Published online by Cambridge University Press: 21 November 2009
If ultimately I rest content with the Urphenomenon, it is, after all, but a kind of resignation; yet it makes a great difference whether I resign myself at the boundaries of humanity, or within a hypothetical narrowness of my small-minded individuality.
– Goethe (MR, no. 577)Urphenomenality and the basis of science
The Opticks spurred the growth of eighteenth-century experimental science by teaching investigators to see theoretically, mathematicophysically. Both the Opticks and the Principia provided decisive paradigms for exploring in detail the substructures of everyday appearances. The Opticks in particular showed how from within the bewildering, apparently arbitrary domain of colors one could gain virtually self-evident mathematicophysical knowledge about the nature of light and colors by fusing the way of experiment with mathematical demonstration. Thenceforth, wherever the physicist saw light, he also saw geometrically conceived color rays.

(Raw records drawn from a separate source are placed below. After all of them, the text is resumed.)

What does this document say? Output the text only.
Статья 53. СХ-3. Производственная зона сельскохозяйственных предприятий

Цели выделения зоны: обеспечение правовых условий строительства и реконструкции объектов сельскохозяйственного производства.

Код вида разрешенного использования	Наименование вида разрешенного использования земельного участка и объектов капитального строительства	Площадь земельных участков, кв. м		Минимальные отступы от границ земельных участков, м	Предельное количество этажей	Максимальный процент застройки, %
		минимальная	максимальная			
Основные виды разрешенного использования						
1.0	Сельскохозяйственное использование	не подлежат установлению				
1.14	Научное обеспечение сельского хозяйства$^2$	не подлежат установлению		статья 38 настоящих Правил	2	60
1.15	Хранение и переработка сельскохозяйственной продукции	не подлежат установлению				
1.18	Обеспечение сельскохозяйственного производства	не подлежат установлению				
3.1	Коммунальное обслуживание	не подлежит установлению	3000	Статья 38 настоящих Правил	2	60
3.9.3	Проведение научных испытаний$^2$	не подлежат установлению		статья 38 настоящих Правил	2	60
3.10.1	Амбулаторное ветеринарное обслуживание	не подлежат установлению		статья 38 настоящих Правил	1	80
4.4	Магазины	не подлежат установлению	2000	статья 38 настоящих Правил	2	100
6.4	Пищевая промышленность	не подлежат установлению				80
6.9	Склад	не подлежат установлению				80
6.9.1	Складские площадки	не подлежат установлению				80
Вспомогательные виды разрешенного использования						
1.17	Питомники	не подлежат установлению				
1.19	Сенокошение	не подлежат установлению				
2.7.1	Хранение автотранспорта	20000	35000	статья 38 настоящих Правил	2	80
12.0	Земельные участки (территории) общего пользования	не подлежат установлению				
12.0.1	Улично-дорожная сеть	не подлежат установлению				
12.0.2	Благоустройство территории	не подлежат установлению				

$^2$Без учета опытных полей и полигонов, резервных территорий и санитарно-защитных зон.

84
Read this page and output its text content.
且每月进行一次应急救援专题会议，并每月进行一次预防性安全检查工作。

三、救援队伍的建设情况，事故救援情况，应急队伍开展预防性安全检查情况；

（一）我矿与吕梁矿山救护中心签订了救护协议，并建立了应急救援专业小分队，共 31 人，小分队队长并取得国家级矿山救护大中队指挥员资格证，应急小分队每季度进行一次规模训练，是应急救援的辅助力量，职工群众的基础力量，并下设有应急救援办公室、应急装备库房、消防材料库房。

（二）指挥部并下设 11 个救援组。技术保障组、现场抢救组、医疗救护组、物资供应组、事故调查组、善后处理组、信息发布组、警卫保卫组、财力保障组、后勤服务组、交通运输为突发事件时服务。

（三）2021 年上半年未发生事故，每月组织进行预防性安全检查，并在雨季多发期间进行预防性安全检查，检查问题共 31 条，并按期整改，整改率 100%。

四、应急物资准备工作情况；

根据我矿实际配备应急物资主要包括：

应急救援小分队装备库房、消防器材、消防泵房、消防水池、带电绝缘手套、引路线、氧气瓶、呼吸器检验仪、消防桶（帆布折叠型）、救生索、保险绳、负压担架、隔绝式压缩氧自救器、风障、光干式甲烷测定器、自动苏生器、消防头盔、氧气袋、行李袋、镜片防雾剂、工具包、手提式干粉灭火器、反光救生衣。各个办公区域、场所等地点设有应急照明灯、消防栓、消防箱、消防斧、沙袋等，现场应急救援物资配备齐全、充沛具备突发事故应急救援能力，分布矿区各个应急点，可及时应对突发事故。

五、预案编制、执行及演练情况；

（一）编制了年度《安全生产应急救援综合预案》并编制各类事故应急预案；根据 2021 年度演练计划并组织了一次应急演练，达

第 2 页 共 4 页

The eye became little more than a passive detector, even an undependable one, for it could be deceived when it was fatigued or when the rays were mixed with one another.
Almost every early nineteenth-century critic of Goethe's Zur Farbenlehre had been initiated into this kind of seeing and took for granted the factuality of Newton's interpretation (indeed, Goethe complained that not just physicists but also almost every intelligent layman had been indoctrinated as well; see LA I, 3: 116).